Cream together the butter and sugar for several minutes until they form a pale fluffy mixture.
In a small bowl, beat together the egg yolks with the vanilla extract, then add to the butter-sugar mixture and thoroughly combine.
In another small bowl, beat the egg whites and salt together until soft peaks are formed.
Pour the melted chocolate into the butter-sugar mixture and thoroughly mix. Then mix in almonds and almond extract. Immediately stir in a quarter of the egg-white mixture so as to lighten the cake. Then mix in the cake flour in small amounts, alternating with the rest of the egg whites.
Turn the batter into the cake pan, then bake in preheated oven for 25-30 minutes. The cake is done when it has puffed and a toothpick inserted around the circumference comes out clean while another stuck in the middle comes out slightly oily.

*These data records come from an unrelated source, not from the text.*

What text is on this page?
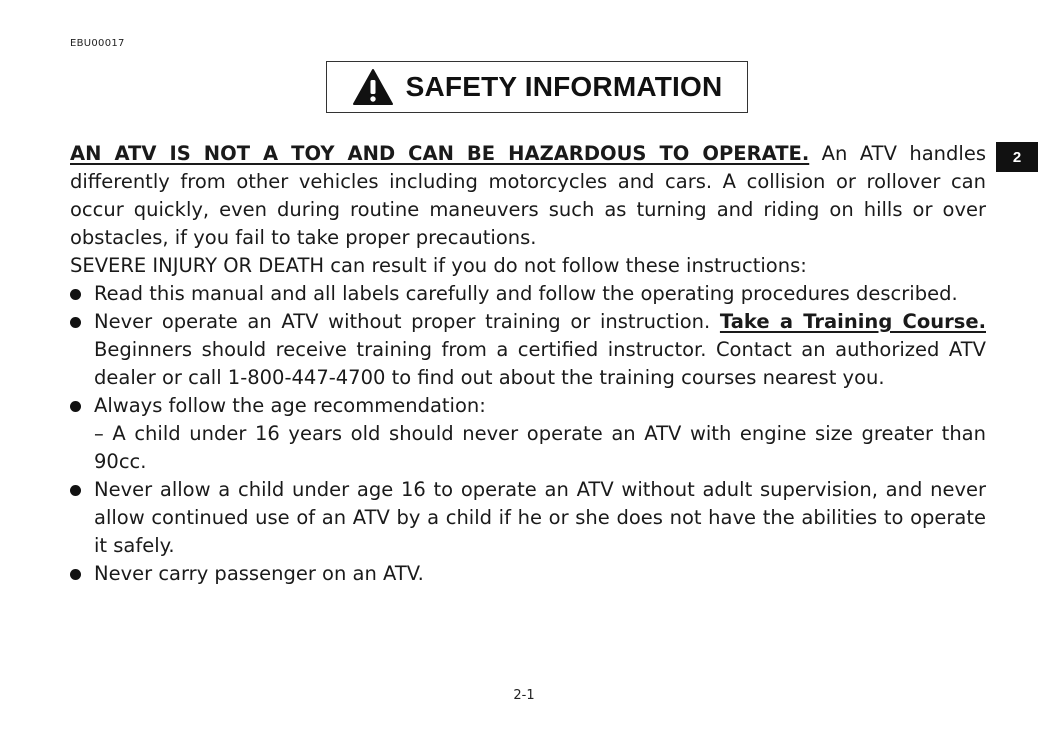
EBU00017
SAFETY INFORMATION
2

AN ATV IS NOT A TOY AND CAN BE HAZARDOUS TO OPERATE. An ATV handles differently from other vehicles including motorcycles and cars. A collision or rollover can occur quickly, even during routine maneuvers such as turning and riding on hills or over obstacles, if you fail to take proper precautions.

SEVERE INJURY OR DEATH can result if you do not follow these instructions:

Read this manual and all labels carefully and follow the operating procedures described.
Never operate an ATV without proper training or instruction. Take a Training Course. Beginners should receive training from a certified instructor. Contact an authorized ATV dealer or call 1-800-447-4700 to find out about the training courses nearest you.
Always follow the age recommendation:
– A child under 16 years old should never operate an ATV with engine size greater than 90cc.
Never allow a child under age 16 to operate an ATV without adult supervision, and never allow continued use of an ATV by a child if he or she does not have the abilities to operate it safely.
Never carry passenger on an ATV.
2-1
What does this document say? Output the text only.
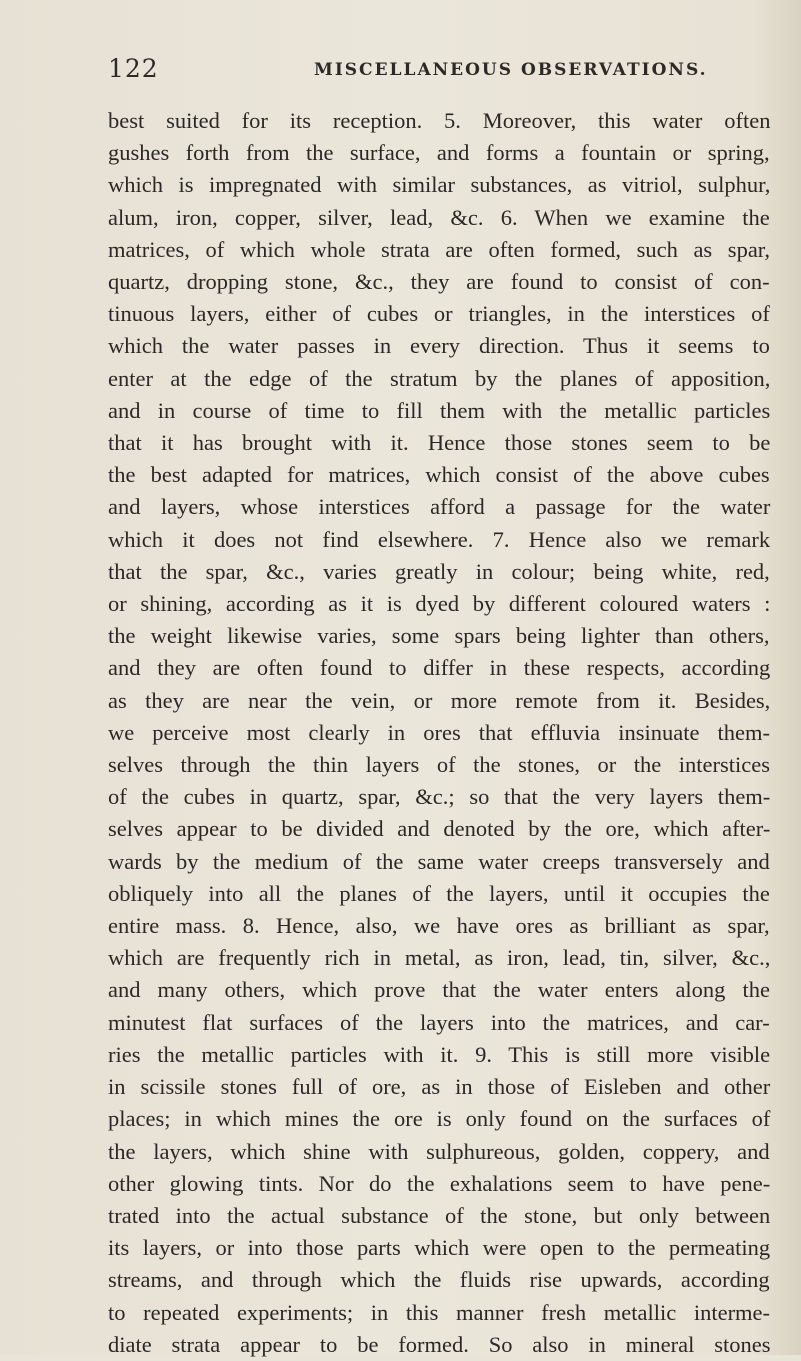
122	MISCELLANEOUS OBSERVATIONS.
best suited for its reception. 5. Moreover, this water often
gushes forth from the surface, and forms a fountain or spring,
which is impregnated with similar substances, as vitriol, sulphur,
alum, iron, copper, silver, lead, &c. 6. When we examine the
matrices, of which whole strata are often formed, such as spar,
quartz, dropping stone, &c., they are found to consist of con-
tinuous layers, either of cubes or triangles, in the interstices of
which the water passes in every direction. Thus it seems to
enter at the edge of the stratum by the planes of apposition,
and in course of time to fill them with the metallic particles
that it has brought with it. Hence those stones seem to be
the best adapted for matrices, which consist of the above cubes
and layers, whose interstices afford a passage for the water
which it does not find elsewhere. 7. Hence also we remark
that the spar, &c., varies greatly in colour; being white, red,
or shining, according as it is dyed by different coloured waters :
the weight likewise varies, some spars being lighter than others,
and they are often found to differ in these respects, according
as they are near the vein, or more remote from it. Besides,
we perceive most clearly in ores that effluvia insinuate them-
selves through the thin layers of the stones, or the interstices
of the cubes in quartz, spar, &c.; so that the very layers them-
selves appear to be divided and denoted by the ore, which after-
wards by the medium of the same water creeps transversely and
obliquely into all the planes of the layers, until it occupies the
entire mass. 8. Hence, also, we have ores as brilliant as spar,
which are frequently rich in metal, as iron, lead, tin, silver, &c.,
and many others, which prove that the water enters along the
minutest flat surfaces of the layers into the matrices, and car-
ries the metallic particles with it. 9. This is still more visible
in scissile stones full of ore, as in those of Eisleben and other
places; in which mines the ore is only found on the surfaces of
the layers, which shine with sulphureous, golden, coppery, and
other glowing tints. Nor do the exhalations seem to have pene-
trated into the actual substance of the stone, but only between
its layers, or into those parts which were open to the permeating
streams, and through which the fluids rise upwards, according
to repeated experiments; in this manner fresh metallic interme-
diate strata appear to be formed. So also in mineral stones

Allow the cake to cool for 15 minutes. Loosen the cake rim with a knife, then reverse it onto a cooling rack. Allow to thoroughly cool for 1-2 hours before icing.
Mix together the chocolate and espresso powder in the top of a double-boiler. Stir until the chocolate is melted. Remove from the heat and let the chocolate cool until tepid.
In a medium-sized bowl, mix together the sour cream, corn syrup, salt, and vanilla extract. Slowly add the chocolate and stir quickly until the mixture is uniform. Let the icing cool in refrigerator until it is a spreadable consistency, no more than 25 minutes. Spread over the cake with a spatula and then decorate with a design of chopped almonds.